PhD Student Junyao Yang, Computer Science, to Present Dissertation Proposal October 13


PhD student Junyao Yang, Computer Science, will present their PhD dissertation proposal on Friday, October 13, 2023, from 8-9:30 am in Fisher 131 and via Zoom online meeting. Yang’s PhD advisor is Professor Zhenlin Wang, Computer Science.

Join the Zoom meeting here.

Proposal Title

Design and Modeling of Sampling-Based Caching Policies

Proposal Abstract

As modern web services continue to expand in size and complexity, Key-value caches such as Redis and Memcached are a crucial component for ensuring low-latency, high-throughput services. To optimize cache performance, a multitude of works in caching optimization have emerged in the literature, including caching policy design and cache performance modeling.

While the significance of caching remains indisputable, the choice of an ideal caching strategy is far from straightforward. Recently, the random sampling-based replacement mechanism, as opposed to replacement relying on the rigid data structure, has gained more popularity due to its
lightweight and flexibility. Sampling-based replacement policy randomly samples K cached objects and evicts objects based on their priority score on replacement time, eliminating the need for additional data structures to maintain object order. The sampling-based caching mechanism makes the caching system support wide set of caching strategies easy. For instance, Redis uses random sampling to approximate LRU (least recently used), LFU (least frequently used), and TLL (time to live) policies without relying on ordered data structures.

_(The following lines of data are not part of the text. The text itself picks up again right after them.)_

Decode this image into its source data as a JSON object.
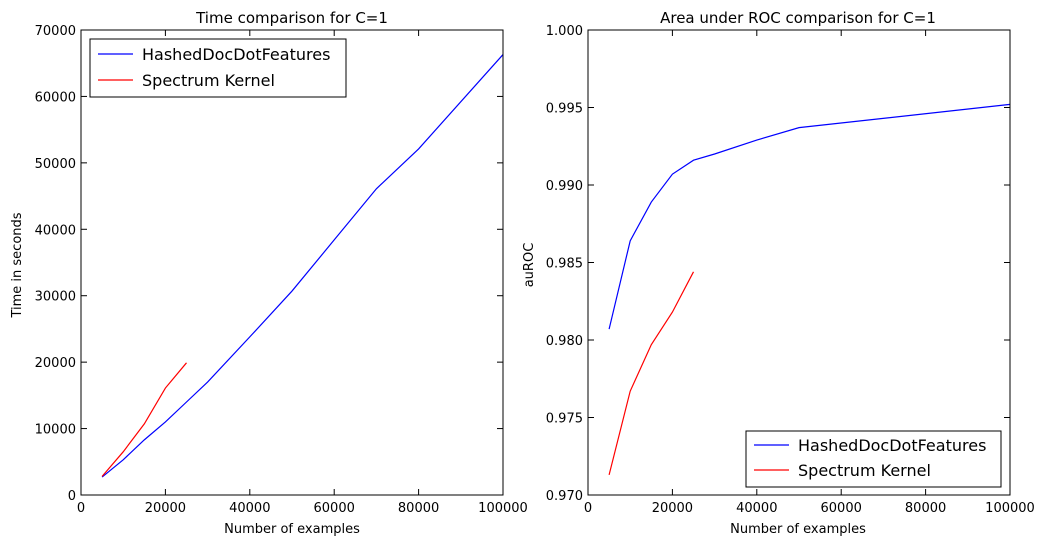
{
  "chart_data": [
    {
      "type": "line",
      "title": "Time comparison for C=1",
      "xlabel": "Number of examples",
      "ylabel": "Time in seconds",
      "xlim": [
        0,
        100000
      ],
      "ylim": [
        0,
        70000
      ],
      "xticks": [
        "0",
        "20000",
        "40000",
        "60000",
        "80000",
        "100000"
      ],
      "yticks": [
        "0",
        "10000",
        "20000",
        "30000",
        "40000",
        "50000",
        "60000",
        "70000"
      ],
      "grid": false,
      "legend_position": "top-left",
      "series": [
        {
          "name": "HashedDocDotFeatures",
          "color": "#0000ff",
          "points": [
            [
              5000,
              2700
            ],
            [
              10000,
              5300
            ],
            [
              15000,
              8300
            ],
            [
              20000,
              11000
            ],
            [
              25000,
              14000
            ],
            [
              30000,
              17000
            ],
            [
              40000,
              23800
            ],
            [
              50000,
              30700
            ],
            [
              60000,
              38400
            ],
            [
              70000,
              46100
            ],
            [
              80000,
              52100
            ],
            [
              100000,
              66300
            ]
          ]
        },
        {
          "name": "Spectrum Kernel",
          "color": "#ff0000",
          "points": [
            [
              5000,
              2800
            ],
            [
              10000,
              6500
            ],
            [
              15000,
              10700
            ],
            [
              20000,
              16100
            ],
            [
              25000,
              19900
            ]
          ]
        }
      ]
    },
    {
      "type": "line",
      "title": "Area under ROC comparison for C=1",
      "xlabel": "Number of examples",
      "ylabel": "auROC",
      "xlim": [
        0,
        100000
      ],
      "ylim": [
        0.97,
        1.0
      ],
      "xticks": [
        "0",
        "20000",
        "40000",
        "60000",
        "80000",
        "100000"
      ],
      "yticks": [
        "0.970",
        "0.975",
        "0.980",
        "0.985",
        "0.990",
        "0.995",
        "1.000"
      ],
      "grid": false,
      "legend_position": "bottom-right",
      "series": [
        {
          "name": "HashedDocDotFeatures",
          "color": "#0000ff",
          "points": [
            [
              5000,
              0.9807
            ],
            [
              10000,
              0.9864
            ],
            [
              15000,
              0.9889
            ],
            [
              20000,
              0.9907
            ],
            [
              25000,
              0.9916
            ],
            [
              30000,
              0.992
            ],
            [
              40000,
              0.9929
            ],
            [
              50000,
              0.9937
            ],
            [
              100000,
              0.9952
            ]
          ]
        },
        {
          "name": "Spectrum Kernel",
          "color": "#ff0000",
          "points": [
            [
              5000,
              0.9713
            ],
            [
              10000,
              0.9767
            ],
            [
              15000,
              0.9797
            ],
            [
              20000,
              0.9818
            ],
            [
              25000,
              0.9844
            ]
          ]
        }
      ]
    }
  ]
}
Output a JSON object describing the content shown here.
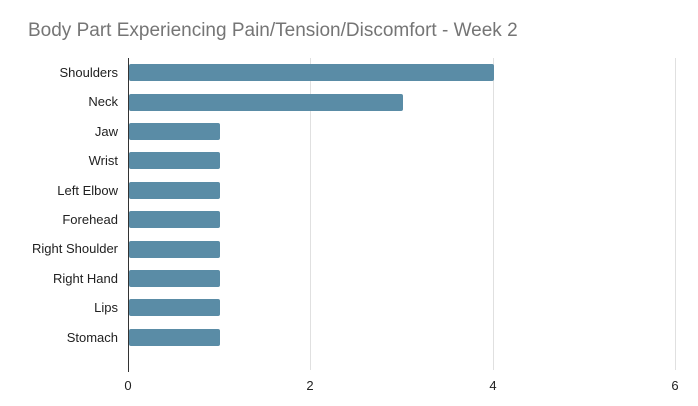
{
  "title": "Body Part Experiencing Pain/Tension/Discomfort - Week 2",
  "colors": {
    "bar": "#5a8ca6",
    "title": "#757575",
    "grid": "#e0e0e0",
    "axis": "#333333",
    "label": "#212121"
  },
  "chart_data": {
    "type": "bar",
    "orientation": "horizontal",
    "title": "Body Part Experiencing Pain/Tension/Discomfort - Week 2",
    "categories": [
      "Shoulders",
      "Neck",
      "Jaw",
      "Wrist",
      "Left Elbow",
      "Forehead",
      "Right Shoulder",
      "Right Hand",
      "Lips",
      "Stomach"
    ],
    "values": [
      4,
      3,
      1,
      1,
      1,
      1,
      1,
      1,
      1,
      1
    ],
    "xlabel": "",
    "ylabel": "",
    "xlim": [
      0,
      6
    ],
    "xticks": [
      0,
      2,
      4,
      6
    ],
    "grid": true,
    "legend": "none"
  }
}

Traditional cache replacement models predominantly focus on modeling exact LRU cache (in lieu of sampling-based LRU), posing challenges when it comes to accurately monitoring the performance of caching systems configured with a random sampling-based replacement policy, especially for a non-LRU related policy. In our preliminary works, we designed an efficient cache modeling technique, namely KRR, which can be used to accurately model random sampling based-LRU cache under arbitrary sampling size K. We also conducted a thorough analysis of sampling based-LRU’s performance on both Redis and Memcached. On Redis, we explored the impacts of the sampling size K on the cache’s hit ratio, and then further proposed a new replacement policy called DLRU (Dynamic LRU), which dynamically configures the sampling size K for Redis to achieve the best cache hit ratio. On Memcached, we explored the performance difference between Memcached’s default multi-queue LRU and sampling-based LRU implementation. In our evaluation, the lock-free nature of the sampling-based LRU demonstrated near-linear scalability under Memcached’s multi-threaded environment.

Our preliminary works focus predominantly on sampling-based LRU policy; this proposal extends it to non-LRU-based policies. We introduce two major contributions: First, we propose a lightweight sampling-based caching replacement policy based on Redis’s LFU implementation, which demonstrates competitive cache hit performance compared to peers. Second, we further provide a novel technique that efficiently models cache hit performance beyond the scope of traditional LRU caches.